1948 yılından beri Yahudi göçü alan şehirde, o yıllarda Yahudiler %5 oranındayken şu an şehrin yarısından fazlasını oluşturuyorlar. “Büyükleri”ne verdikleri sözün aksine şehrin dört bir tarafı yeni yerleşim birimleriyle örülmüş. Sokakta dolaşan insanların görünüşünden hâkim kültüre kadar seküler vaatleri yerle bir eden ve Batılı ilerlemeyi durduran bir ütopya şehir, üstü açık koca bir Musevi tapınağı inşa etme peşindeler. Dindar Yahudilerin şehre vermek istedikleri renk, üç semavi dinin merkezi hüviyetini örtüyor. Eski şehrin içindeki Ermeni bölgesinde duvarda gördüğüm soykırım haritası yan dükkanın sahibi Adanalı bir Ermeni ile tanışmama vesile oldu. Adana hakkında, Türkiye hakkında, dükkandaki şapkalar hakkında, ataları ve çocukları hakkında sohbet ederken duvardaki haritadan hiç söz açmadık. Sessiz bir “anlayış” oluştu aramızda. Bu harita bu duvara yakışmıştı, din kavgalarının masumiyet adına yapıldığı bir din şehri ne de olsa burası!..
Müslüman bölgesindeki el-Halil şehrine varmak için 600 kilometrelik sınır duvardan geçmek gerekiyor. Her biri birkaç metre genişliğinde ve 3000 dolar değerindeki yüksek bloklardan oluşan duvarın Müslüman tarafındaki bir duvar yazısı, direnmek ve yaşamak arasındaki zorunlu ilişkiyi, bu toprakların kaderini anlatıyor: “To exist is to resist”… Rastgele ayrılmış sınır, komşu belki de kardeş iki evi birbirinden ayırabiliyor. Ekonomik durumu iyi Müslüman aileler var bu bölgede.

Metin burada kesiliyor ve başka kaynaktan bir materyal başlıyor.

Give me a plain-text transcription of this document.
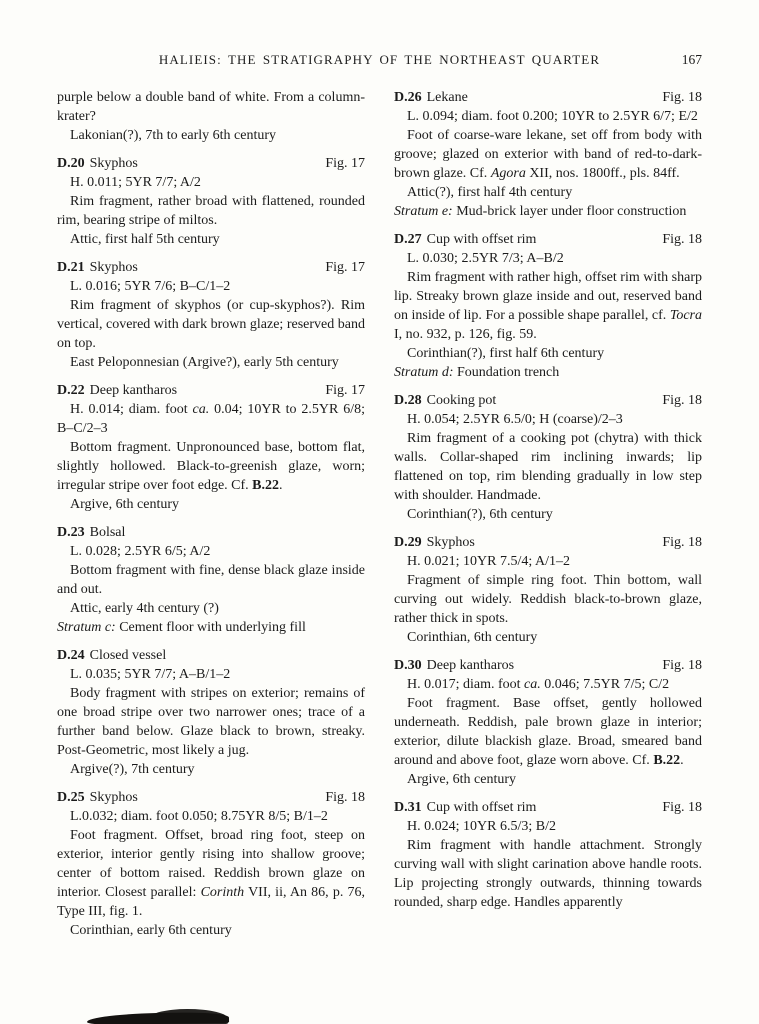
HALIEIS: THE STRATIGRAPHY OF THE NORTHEAST QUARTER	167

purple below a double band of white. From a column-krater?

Lakonian(?), 7th to early 6th century

D.20 Skyphos	Fig. 17

H. 0.011; 5YR 7/7; A/2

Rim fragment, rather broad with flattened, rounded rim, bearing stripe of miltos.

Attic, first half 5th century

D.21 Skyphos	Fig. 17

L. 0.016; 5YR 7/6; B–C/1–2

Rim fragment of skyphos (or cup-skyphos?). Rim vertical, covered with dark brown glaze; reserved band on top.

East Peloponnesian (Argive?), early 5th century

D.22 Deep kantharos	Fig. 17

H. 0.014; diam. foot ca. 0.04; 10YR to 2.5YR 6/8; B–C/2–3

Bottom fragment. Unpronounced base, bottom flat, slightly hollowed. Black-to-greenish glaze, worn; irregular stripe over foot edge. Cf. B.22.

Argive, 6th century

D.23 Bolsal

L. 0.028; 2.5YR 6/5; A/2

Bottom fragment with fine, dense black glaze inside and out.

Attic, early 4th century (?)

Stratum c: Cement floor with underlying fill
D.24 Closed vessel

L. 0.035; 5YR 7/7; A–B/1–2

Body fragment with stripes on exterior; remains of one broad stripe over two narrower ones; trace of a further band below. Glaze black to brown, streaky. Post-Geometric, most likely a jug.

Argive(?), 7th century

D.25 Skyphos	Fig. 18

L.0.032; diam. foot 0.050; 8.75YR 8/5; B/1–2

Foot fragment. Offset, broad ring foot, steep on exterior, interior gently rising into shallow groove; center of bottom raised. Reddish brown glaze on interior. Closest parallel: Corinth VII, ii, An 86, p. 76, Type III, fig. 1.

Corinthian, early 6th century

D.26 Lekane	Fig. 18

L. 0.094; diam. foot 0.200; 10YR to 2.5YR 6/7; E/2

Foot of coarse-ware lekane, set off from body with groove; glazed on exterior with band of red-to-dark-brown glaze. Cf. Agora XII, nos. 1800ff., pls. 84ff.

Attic(?), first half 4th century

Stratum e: Mud-brick layer under floor construction
D.27 Cup with offset rim	Fig. 18

L. 0.030; 2.5YR 7/3; A–B/2

Rim fragment with rather high, offset rim with sharp lip. Streaky brown glaze inside and out, reserved band on inside of lip. For a possible shape parallel, cf. Tocra I, no. 932, p. 126, fig. 59.

Corinthian(?), first half 6th century

Stratum d: Foundation trench
D.28 Cooking pot	Fig. 18

H. 0.054; 2.5YR 6.5/0; H (coarse)/2–3

Rim fragment of a cooking pot (chytra) with thick walls. Collar-shaped rim inclining inwards; lip flattened on top, rim blending gradually in low step with shoulder. Handmade.

Corinthian(?), 6th century

D.29 Skyphos	Fig. 18

H. 0.021; 10YR 7.5/4; A/1–2

Fragment of simple ring foot. Thin bottom, wall curving out widely. Reddish black-to-brown glaze, rather thick in spots.

Corinthian, 6th century

D.30 Deep kantharos	Fig. 18

H. 0.017; diam. foot ca. 0.046; 7.5YR 7/5; C/2

Foot fragment. Base offset, gently hollowed underneath. Reddish, pale brown glaze in interior; exterior, dilute blackish glaze. Broad, smeared band around and above foot, glaze worn above. Cf. B.22.

Argive, 6th century

D.31 Cup with offset rim	Fig. 18

H. 0.024; 10YR 6.5/3; B/2

Rim fragment with handle attachment. Strongly curving wall with slight carination above handle roots. Lip projecting strongly outwards, thinning towards rounded, sharp edge. Handles apparently
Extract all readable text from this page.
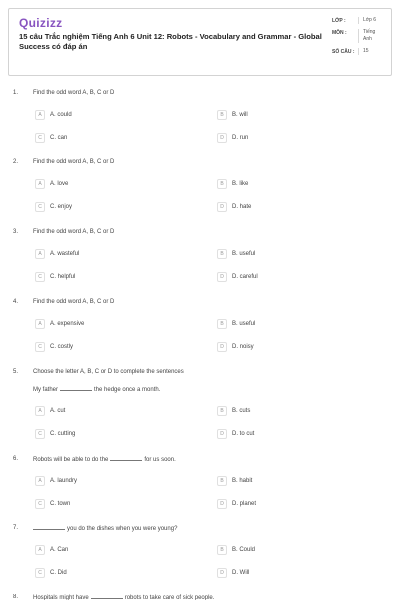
Quizizz
15 câu Trắc nghiệm Tiếng Anh 6 Unit 12: Robots - Vocabulary and Grammar - Global Success có đáp án
LỚP :	Lớp 6
MÔN :	Tiếng Anh
SỐ CÂU :	15
1. Find the odd word A, B, C or D
A	A. could	B	B. will
C	C. can	D	D. run
2. Find the odd word A, B, C or D
A	A. love	B	B. like
C	C. enjoy	D	D. hate
3. Find the odd word A, B, C or D
A	A. wasteful	B	B. useful
C	C. helpful	D	D. careful
4. Find the odd word A, B, C or D
A	A. expensive	B	B. useful
C	C. costly	D	D. noisy
5. Choose the letter A, B, C or D to complete the sentences
My father	the hedge once a month.
A	A. cut	B	B. cuts
C	C. cutting	D	D. to cut
6. Robots will be able to do the	for us soon.
A	A. laundry	B	B. habit
C	C. town	D	D. planet
7.	you do the dishes when you were young?
A	A. Can	B	B. Could
C	C. Did	D	D. Will
8. Hospitals might have	robots to take care of sick people.
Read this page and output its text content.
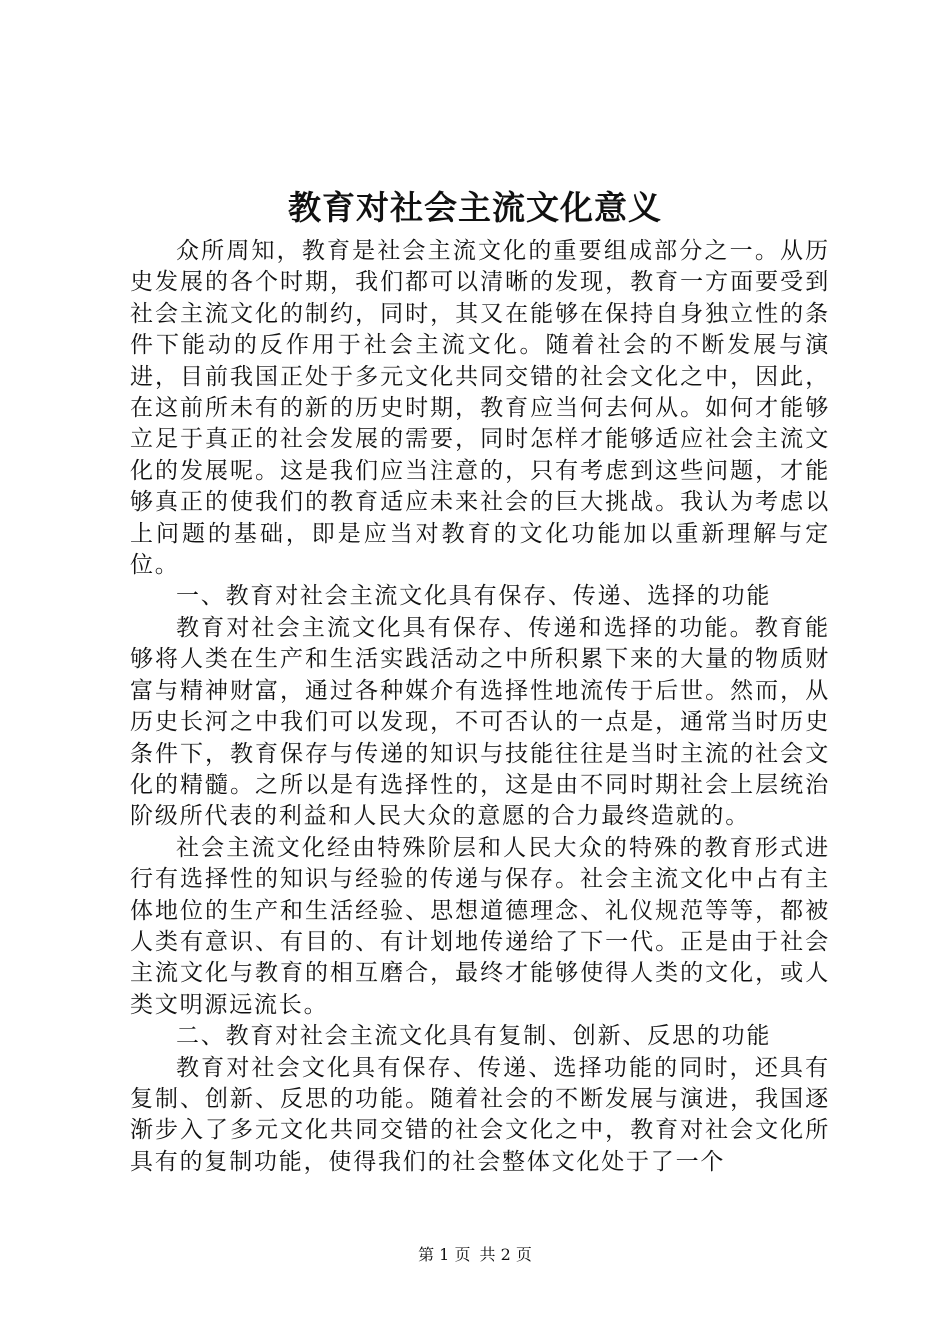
教育对社会主流文化意义

众所周知，教育是社会主流文化的重要组成部分之一。从历史发展的各个时期，我们都可以清晰的发现，教育一方面要受到社会主流文化的制约，同时，其又在能够在保持自身独立性的条件下能动的反作用于社会主流文化。随着社会的不断发展与演进，目前我国正处于多元文化共同交错的社会文化之中，因此，在这前所未有的新的历史时期，教育应当何去何从。如何才能够立足于真正的社会发展的需要，同时怎样才能够适应社会主流文化的发展呢。这是我们应当注意的，只有考虑到这些问题，才能够真正的使我们的教育适应未来社会的巨大挑战。我认为考虑以上问题的基础，即是应当对教育的文化功能加以重新理解与定位。

一、教育对社会主流文化具有保存、传递、选择的功能

教育对社会主流文化具有保存、传递和选择的功能。教育能够将人类在生产和生活实践活动之中所积累下来的大量的物质财富与精神财富，通过各种媒介有选择性地流传于后世。然而，从历史长河之中我们可以发现，不可否认的一点是，通常当时历史条件下，教育保存与传递的知识与技能往往是当时主流的社会文化的精髓。之所以是有选择性的，这是由不同时期社会上层统治阶级所代表的利益和人民大众的意愿的合力最终造就的。

社会主流文化经由特殊阶层和人民大众的特殊的教育形式进行有选择性的知识与经验的传递与保存。社会主流文化中占有主体地位的生产和生活经验、思想道德理念、礼仪规范等等，都被人类有意识、有目的、有计划地传递给了下一代。正是由于社会主流文化与教育的相互磨合，最终才能够使得人类的文化，或人类文明源远流长。

二、教育对社会主流文化具有复制、创新、反思的功能

教育对社会文化具有保存、传递、选择功能的同时，还具有复制、创新、反思的功能。随着社会的不断发展与演进，我国逐渐步入了多元文化共同交错的社会文化之中，教育对社会文化所具有的复制功能，使得我们的社会整体文化处于了一个

第 1 页 共 2 页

Sadece 5000 Yahudi olmasına rağmen 5000’den fazla İsrail askeri onları korumak için görevli. Sıradan vatandaşın akıl almaz militarizmini gösteren en iyi fotoğraflardan biri, tüfeğini pencereden çıkarmış bekleyen bir Yahudi vatandaşıydı!.. el-Halil bölgesindeki Hz. İbrahim Camii 1994 yılında 67 kişinin ölümüne neden olan kanlı bir saldırıya uğramış. Burası da hem Yahudiler hem Müslümanlar için kutsal bir mekan. Caminin bitişiğindeki sinagog katliamdan sonra kapalı kaldığı 8 ay boyunca bir hayli büyütülmüş.
Eymen birkaç sene önce 23 yaşındayken Cuma namazı çıkışı İsrailliler tarafından öldürülmüş. Nişanlısını erkek kardeşiyle evlendirmişler. Bir yıl sonra aynı gün küçük Eymen dünyaya gelmiş. Şehit Eymen’in abisinin yüzündeki tevekkül, sözlerine de yansıyor: “Veren de Allah, alan da”. Filistinli Müslümanlar bu davanın bitmeyeceğini biliyorlar; acıya, zulme ve hatta hayata sonsuz bir teslimiyetle bağlılar. Ne kadar zor koşullarda yaşadıklarını değil de mücadelelerini anlatmayı tercih ediyorlar. Kısaca İsrail askerlerinin süngüleri altında yaşamaya haksızca mahkum edilen Filistinlilerin tüm dünyaya verdikleri cevap, hayatın gelip geçiciliğini es geçmeden onurları adına verdikleri mücadeleyi tevekküle dönüştürmek olmuş.
Mescid-i Aksa’nın kapılarında İsrail askerleri bekliyor; oradan sorgulanmadan geçemiyorsunuz. 45 yaşından küçük Araplar çoğu zaman giremiyor. Arada sırada kapılar kilitlenebiliyor. “Vaat edilmiş topraklar”ın içinde kalan Mescid’e verdikleri kontrollü ziyaret hakkı, belli ki savaşlarında haksız konuma düşmemek için. Aslında adalet gibi bir dertleri yok. Ellerindeki tek ama çok güçlü silahları antisemitizm ile kurguladıkları adalet anlayışlarını dünyaya yutturmaya çalışıyorlar. Türkiye’deki laikliğin somut veçheleri üzerinde söz birliği etme hususunda havanda su dövmek misali uğraşıp didinirken dünyadaki örneklere mekansal mesafeyi kısaltmak ufuk açıcı olabiliyor. Laikliğin medeniyetin zorunlu sonucu ve garantisi olduğu yolundaki Batılı yalandan hareketle formatlanmış zihinler, İsrail dendiğinde susuyor. “Laiklik ve medenileşme ideali”: Bu yalan hikaye, ilk günkü şiddetiyle süren din savaşlarına rağmen anlatılmaya devam ediliyor.